Let $A=\left[\begin{array}{ll}0 & 1 \\ 1 & k\end{array}\right], k \in R$ and $A^3=\left[\begin{array}{ll}a & b \\ c & d\end{array}\right]$. If $d=228$, then $b+c=$

Let $A$ and $B$ be two $3 \times 3$ matrices and $C$ be a $3 \times 3$ unit matrix such that $A B-C$ is a non-singular matrix. Let $D=(A B-C)^{-1}$. Then, consider the following statements.

Statement I $\operatorname{det}(B A)=\operatorname{det}(B A-C) \operatorname{det}(B D A)$

Statement II $A B D=D A B$

Which of the above statements is (are) true?

Let $A=\left[\begin{array}{ccc}0 & 0 & -1 \\ 0 & -1 & 0 \\ -1 & 0 & 0\end{array}\right], B=\left[\begin{array}{lll}0 & 1 & 0 \\ 1 & 0 & 0 \\ 0 & 0 & 1\end{array}\right]$, then $\left(A^{-1} B\right)^{-1}+\left(A B^{-1}\right)^{-1}=$

Let $\alpha, \beta$ and $\gamma$ be real numbers.

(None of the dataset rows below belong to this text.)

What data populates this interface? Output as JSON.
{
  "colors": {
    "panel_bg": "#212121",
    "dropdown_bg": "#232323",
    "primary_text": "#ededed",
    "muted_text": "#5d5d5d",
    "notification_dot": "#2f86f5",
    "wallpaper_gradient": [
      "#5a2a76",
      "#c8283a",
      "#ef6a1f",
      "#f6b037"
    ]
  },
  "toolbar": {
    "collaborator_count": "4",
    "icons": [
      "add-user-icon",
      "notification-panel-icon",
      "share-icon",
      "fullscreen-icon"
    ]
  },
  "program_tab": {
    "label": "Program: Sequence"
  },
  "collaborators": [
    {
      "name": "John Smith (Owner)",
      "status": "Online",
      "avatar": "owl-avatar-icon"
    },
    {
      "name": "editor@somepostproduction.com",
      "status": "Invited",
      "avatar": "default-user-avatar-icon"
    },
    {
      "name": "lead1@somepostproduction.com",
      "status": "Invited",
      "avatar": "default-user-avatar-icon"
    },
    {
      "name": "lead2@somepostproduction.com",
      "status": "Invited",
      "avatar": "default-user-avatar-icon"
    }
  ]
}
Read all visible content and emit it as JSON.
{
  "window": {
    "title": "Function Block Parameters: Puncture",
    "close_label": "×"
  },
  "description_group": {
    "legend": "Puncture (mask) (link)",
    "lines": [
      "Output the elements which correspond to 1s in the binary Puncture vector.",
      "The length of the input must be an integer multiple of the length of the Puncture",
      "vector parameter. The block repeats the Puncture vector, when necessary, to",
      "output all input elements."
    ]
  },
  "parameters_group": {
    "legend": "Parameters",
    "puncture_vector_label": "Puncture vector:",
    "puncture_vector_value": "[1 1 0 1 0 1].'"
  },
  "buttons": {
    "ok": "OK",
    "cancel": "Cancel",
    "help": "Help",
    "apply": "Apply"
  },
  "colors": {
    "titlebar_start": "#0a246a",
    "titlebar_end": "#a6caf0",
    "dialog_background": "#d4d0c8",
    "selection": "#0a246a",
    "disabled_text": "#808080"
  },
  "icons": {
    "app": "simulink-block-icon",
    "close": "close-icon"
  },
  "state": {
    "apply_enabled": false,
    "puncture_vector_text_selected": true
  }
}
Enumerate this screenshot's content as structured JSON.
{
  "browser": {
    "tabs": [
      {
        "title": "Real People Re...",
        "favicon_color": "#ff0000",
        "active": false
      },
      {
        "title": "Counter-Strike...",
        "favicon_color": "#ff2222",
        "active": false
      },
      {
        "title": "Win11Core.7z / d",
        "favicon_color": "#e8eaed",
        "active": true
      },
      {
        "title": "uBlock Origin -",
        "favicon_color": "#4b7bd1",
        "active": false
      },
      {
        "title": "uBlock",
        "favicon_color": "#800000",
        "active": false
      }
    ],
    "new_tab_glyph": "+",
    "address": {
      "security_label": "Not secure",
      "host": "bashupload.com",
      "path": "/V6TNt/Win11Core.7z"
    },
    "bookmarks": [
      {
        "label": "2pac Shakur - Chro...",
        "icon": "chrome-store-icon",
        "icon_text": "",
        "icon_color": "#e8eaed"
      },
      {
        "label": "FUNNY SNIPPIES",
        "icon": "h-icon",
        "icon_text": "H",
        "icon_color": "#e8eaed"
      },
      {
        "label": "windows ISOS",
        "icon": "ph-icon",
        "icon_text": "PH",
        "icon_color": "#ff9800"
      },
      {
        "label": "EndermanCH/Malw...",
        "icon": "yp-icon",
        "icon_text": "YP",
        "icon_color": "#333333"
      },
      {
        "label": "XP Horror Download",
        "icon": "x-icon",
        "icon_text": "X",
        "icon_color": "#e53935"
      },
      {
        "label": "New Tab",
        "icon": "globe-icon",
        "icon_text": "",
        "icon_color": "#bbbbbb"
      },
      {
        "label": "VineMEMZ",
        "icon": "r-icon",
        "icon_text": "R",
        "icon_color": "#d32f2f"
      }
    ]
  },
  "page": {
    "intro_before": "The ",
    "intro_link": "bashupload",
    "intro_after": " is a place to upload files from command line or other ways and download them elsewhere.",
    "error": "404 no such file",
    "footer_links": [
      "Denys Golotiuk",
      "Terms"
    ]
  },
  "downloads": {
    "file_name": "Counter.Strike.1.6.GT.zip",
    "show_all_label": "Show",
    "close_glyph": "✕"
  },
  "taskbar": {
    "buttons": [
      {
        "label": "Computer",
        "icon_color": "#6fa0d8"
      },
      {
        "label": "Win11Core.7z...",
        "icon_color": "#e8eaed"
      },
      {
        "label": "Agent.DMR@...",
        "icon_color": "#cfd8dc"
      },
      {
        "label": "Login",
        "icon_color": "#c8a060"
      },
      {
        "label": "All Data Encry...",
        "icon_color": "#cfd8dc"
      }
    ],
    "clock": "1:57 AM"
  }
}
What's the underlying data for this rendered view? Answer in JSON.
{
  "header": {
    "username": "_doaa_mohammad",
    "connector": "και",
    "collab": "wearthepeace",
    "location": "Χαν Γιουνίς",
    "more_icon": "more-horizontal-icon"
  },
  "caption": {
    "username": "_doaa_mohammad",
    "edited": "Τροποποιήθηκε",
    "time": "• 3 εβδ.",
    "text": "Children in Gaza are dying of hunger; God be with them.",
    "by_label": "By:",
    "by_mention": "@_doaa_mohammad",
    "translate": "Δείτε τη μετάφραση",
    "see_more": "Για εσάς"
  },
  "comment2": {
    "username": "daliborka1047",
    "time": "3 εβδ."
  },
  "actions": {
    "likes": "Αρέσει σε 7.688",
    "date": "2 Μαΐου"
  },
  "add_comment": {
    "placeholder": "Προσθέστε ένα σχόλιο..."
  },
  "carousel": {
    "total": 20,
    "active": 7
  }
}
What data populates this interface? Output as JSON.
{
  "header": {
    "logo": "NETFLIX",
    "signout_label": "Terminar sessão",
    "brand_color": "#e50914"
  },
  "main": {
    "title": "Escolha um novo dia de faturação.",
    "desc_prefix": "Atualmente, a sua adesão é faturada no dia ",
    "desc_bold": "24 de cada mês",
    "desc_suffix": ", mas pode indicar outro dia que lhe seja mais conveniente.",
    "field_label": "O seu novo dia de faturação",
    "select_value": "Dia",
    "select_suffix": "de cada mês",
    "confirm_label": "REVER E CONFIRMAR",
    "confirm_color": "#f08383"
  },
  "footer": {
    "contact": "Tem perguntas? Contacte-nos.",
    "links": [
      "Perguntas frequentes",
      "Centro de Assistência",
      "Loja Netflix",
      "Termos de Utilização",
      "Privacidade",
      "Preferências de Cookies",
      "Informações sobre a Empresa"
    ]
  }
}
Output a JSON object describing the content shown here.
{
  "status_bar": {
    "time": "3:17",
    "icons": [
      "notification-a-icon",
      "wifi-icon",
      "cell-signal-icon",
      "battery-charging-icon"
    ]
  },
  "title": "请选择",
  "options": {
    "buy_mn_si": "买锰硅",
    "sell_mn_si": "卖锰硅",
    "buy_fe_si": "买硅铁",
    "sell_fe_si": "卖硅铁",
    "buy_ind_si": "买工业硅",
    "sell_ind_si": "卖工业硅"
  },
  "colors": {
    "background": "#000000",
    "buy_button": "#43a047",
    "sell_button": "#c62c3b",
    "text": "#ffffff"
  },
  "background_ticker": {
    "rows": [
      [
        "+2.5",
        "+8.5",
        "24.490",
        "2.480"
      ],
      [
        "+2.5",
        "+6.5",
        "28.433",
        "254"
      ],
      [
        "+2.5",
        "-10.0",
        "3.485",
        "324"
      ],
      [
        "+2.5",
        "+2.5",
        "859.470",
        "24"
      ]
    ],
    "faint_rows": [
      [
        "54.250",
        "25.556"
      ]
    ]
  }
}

If $\left[\begin{array}{ccc}7 & 5 & \alpha \\ \beta & 2 & 11 \\ 3 & \gamma & 1\end{array}\right]\left[\begin{array}{l}1 \\ 3 \\ 2\end{array}\right]=\left[\begin{array}{c}\alpha+\beta \\ -2 \alpha+\beta-2 \gamma \\ \alpha+2 \beta+3 \gamma\end{array}\right]$, then $100+\frac{2 \alpha+11 \beta}{\gamma}=$